- Directed by: Arash T. Riahi
- Written by: Arash T. Riahi
- Produced by: Veit Heiduschka, Michael Katz, Wega Film, Margaret Menegoz, Les Films du Losange
- Starring: Navid Akhavan Pourya Mahyari Elika Bozorgi Sina Saba Payam Madjlessi Behi Djanati Atai Kamran Rad Said Oveissi Fares Fares Ezgi Asaroglu Toufan Manoutcheri Michael Niavarani Soussan Azarin Johannes Silberschneider
- Cinematography: Michael Riebl
- Edited by: Karina Ressler
- Music by: Karuan
- Distributed by: Les Films du Losange
- Release dates: 29 August 2008 (WFF); 9 January 2009 (Austria); 28 January 2009 (France);
- Running time: 110 minutes
- Countries: Austria France
- Languages: English Persian Turkish

= For a Moment, Freedom =

2008 film

For a Moment Freedom (Ein Augenblick Freiheit; Pour un instant la liberté) is a 2008 film, written and directed by Austrian-Iranian filmmaker Arash T. Riahi.

==Synopsis==
For a Moment Freedom tells of the odyssey of three Iranians groups of refugees: a married couple with a child, two young men with two children, and two men who are friends despite the differences between them.

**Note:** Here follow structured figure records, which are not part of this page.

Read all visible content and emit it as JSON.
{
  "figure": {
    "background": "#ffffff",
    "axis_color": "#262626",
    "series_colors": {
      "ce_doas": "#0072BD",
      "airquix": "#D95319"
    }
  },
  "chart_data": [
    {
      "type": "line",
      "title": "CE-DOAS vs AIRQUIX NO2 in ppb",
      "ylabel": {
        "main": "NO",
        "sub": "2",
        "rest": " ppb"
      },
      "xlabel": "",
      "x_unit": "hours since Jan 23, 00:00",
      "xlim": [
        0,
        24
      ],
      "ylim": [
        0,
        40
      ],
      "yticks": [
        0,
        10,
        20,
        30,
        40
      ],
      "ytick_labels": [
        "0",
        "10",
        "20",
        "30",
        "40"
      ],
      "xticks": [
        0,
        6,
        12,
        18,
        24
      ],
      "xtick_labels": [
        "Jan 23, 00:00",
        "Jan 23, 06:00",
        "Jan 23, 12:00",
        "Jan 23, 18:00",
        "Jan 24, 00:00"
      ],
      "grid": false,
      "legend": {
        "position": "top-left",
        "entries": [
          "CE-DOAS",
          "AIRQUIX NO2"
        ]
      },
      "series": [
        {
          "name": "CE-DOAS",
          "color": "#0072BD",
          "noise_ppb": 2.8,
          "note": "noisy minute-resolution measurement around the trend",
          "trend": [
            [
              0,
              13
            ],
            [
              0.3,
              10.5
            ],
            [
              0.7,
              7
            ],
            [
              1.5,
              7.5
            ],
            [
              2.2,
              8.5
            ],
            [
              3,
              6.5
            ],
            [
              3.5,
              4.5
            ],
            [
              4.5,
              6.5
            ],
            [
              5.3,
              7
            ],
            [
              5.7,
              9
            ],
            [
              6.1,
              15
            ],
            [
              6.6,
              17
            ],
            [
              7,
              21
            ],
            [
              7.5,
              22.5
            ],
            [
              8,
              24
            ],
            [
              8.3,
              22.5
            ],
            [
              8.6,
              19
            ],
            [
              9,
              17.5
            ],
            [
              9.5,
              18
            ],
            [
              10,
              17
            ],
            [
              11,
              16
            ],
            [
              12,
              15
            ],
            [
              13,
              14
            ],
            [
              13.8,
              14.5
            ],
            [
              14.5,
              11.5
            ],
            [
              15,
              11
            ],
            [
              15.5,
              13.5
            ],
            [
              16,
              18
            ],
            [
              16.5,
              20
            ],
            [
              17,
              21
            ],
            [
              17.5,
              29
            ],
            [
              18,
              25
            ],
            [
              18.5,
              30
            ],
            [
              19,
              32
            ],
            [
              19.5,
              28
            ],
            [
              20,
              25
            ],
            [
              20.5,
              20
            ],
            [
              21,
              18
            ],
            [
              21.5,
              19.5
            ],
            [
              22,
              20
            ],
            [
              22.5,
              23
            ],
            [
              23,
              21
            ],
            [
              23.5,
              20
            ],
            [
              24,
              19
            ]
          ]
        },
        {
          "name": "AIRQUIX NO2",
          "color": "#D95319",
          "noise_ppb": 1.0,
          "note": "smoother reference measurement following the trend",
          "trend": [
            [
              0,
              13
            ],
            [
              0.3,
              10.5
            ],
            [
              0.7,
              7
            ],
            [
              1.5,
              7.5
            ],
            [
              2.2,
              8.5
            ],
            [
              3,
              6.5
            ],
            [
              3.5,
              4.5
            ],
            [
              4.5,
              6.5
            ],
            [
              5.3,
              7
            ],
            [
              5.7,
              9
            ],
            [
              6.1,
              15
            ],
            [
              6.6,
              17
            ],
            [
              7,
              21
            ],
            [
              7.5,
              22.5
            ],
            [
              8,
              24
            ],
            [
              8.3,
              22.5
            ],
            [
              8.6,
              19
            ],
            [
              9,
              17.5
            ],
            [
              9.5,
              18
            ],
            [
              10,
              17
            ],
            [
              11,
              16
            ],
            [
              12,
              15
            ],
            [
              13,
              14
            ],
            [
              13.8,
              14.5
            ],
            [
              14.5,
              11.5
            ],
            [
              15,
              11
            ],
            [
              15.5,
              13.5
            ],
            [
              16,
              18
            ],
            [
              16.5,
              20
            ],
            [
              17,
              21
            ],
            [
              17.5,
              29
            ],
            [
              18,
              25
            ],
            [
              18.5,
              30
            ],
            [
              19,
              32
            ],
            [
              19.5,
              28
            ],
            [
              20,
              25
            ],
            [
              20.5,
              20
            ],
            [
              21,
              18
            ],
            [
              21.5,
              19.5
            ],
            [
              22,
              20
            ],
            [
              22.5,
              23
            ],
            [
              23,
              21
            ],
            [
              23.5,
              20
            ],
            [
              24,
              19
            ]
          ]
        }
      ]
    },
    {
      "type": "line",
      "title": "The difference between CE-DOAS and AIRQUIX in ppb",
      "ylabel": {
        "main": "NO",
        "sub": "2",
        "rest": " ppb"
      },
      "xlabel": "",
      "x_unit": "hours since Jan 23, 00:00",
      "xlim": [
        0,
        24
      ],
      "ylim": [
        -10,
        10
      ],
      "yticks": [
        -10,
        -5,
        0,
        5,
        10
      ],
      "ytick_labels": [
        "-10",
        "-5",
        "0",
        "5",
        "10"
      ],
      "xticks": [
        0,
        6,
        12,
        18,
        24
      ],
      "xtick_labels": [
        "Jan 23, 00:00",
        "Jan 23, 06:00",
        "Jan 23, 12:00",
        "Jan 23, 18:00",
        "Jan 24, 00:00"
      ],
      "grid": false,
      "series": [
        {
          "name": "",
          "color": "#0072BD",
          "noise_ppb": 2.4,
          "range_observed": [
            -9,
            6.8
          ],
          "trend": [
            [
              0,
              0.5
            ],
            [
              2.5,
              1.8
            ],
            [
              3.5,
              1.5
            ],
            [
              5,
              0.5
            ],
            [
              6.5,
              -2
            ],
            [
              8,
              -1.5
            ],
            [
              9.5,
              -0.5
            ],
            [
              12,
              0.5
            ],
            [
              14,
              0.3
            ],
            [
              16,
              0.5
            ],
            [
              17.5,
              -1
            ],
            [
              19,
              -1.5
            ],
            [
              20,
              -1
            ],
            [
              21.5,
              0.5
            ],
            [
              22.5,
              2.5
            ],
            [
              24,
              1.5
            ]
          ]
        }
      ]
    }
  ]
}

They have all managed to escape from Iran and Iraq, but now they are stuck in the Turkish capital; although freedom is at last almost within their grasp, first they have to wait in a dubious hotel, hoping each day that their applications for asylum will be approved. This enforced break in their journey towards independence is characterised by both hope and utter uncertainty.

The young Austrian-Iranian filmmaker Arash T. Riahi depicts the plight of people trying to flee their homeland and the curious, transitory state of asylum-seekers with tragic comedy and great suspense.

==Cast==

| Actor | Role |
|---|---|
| Navíd Akhavan | Ali |
| Pourya Mahyari | Mehrdad |
| Elika Bozorgi | Azy |
| Sina Saba | Arman |
| Payam Madjlessi | Hassan |
| Behi Djanati Atai | Lale |
| Kamran Rad | Kian |
| Said Oveissi | Abbas |
| Fares Fares | Manu |
| Ezgi Asaroglu | Jasmin |
| Toufan Manoutcheri | Mother of Asy and Arman |
| Michael Niavarani | Father of Asy and Arman |
| Soussan Azarin | Grandmother |
| Muhammed Cangören | Grandfather |
| Kourosh Asadollahi | Ahmad |
| Halilibrahim Sahin | Son of Ahmad |
| Kave Foladi | Prosecutor |
| Johannes Silberschneider | Pifko |

Filming Locations

- Turkey
- Austria
- Germany

== Prizes ==

- 2010 Tromsø International Film Festival's audience award
- Special Jury Award and Special Audience Award at 10° Lecce European Film Festival
- Grande Premio Ficcao - Grand Prize for Best Movie and Premio do Público Ficcao - Publics Prize at the Amazonas Filmfestival/Manaus Brasil
- Mejor Guion - Best Screenplay at 2. Festival Internacional San Luis Cine/Argentinian
- 19. Festival International du Film D'Histoire-Pessac/France
- Prix du Jury Officiel - Main Award of the Jury, Prix du Jury étudiant - Student Award, Prix du Public - Publics Prize

For a Moment Freedom has won two more awards at the Festival du Cinéma Européen en Essonne in France. The film was awarded both the Public Award and the Student Award. This festival, which has been running for the last ten years, specializes in political films.

- the Festival du Cinéma Européen en Essonne
- Best Austrian film 2008 at Viennale 08-International Filmfestival - Vienna Film award

For a Moment Freedom won the Vienna Film Prize for the Best Austrian Film of the year at the 2008 Vienna Film Festival.

- 13è FESTIVAL INTERNATIONAL DES JEUNES REALISATEURS DE SAINT-JEAN-DE-LUZ
- Alain Poire Screenvision Award for Best Director

The prize is named after Alain Poire, the French producer who produced a large number of films, including works by Robert Bresson, Claude Autant-Lara and Yves Robert.

For a Moment Freedom was awarded the Golden Eye, the Award for the Best Debut Feature Film, at the 4th Zurich Film Festival by a jury headed by Peter Fonda.
The Zurich Film Festival (ZFF) is one of the most important international festivals for young talent and is held annually in Zurich. The film festival is committed to promoting the works of young directors and screenwriters from all over the world.

Zurich Film Festival

At the renowned "A" festival, the World Film Festival in Montreal, For a Moment Freedom has won an award for the best debut feature film, the Golden Zenith for the Best First Fiction Feature Film 2008.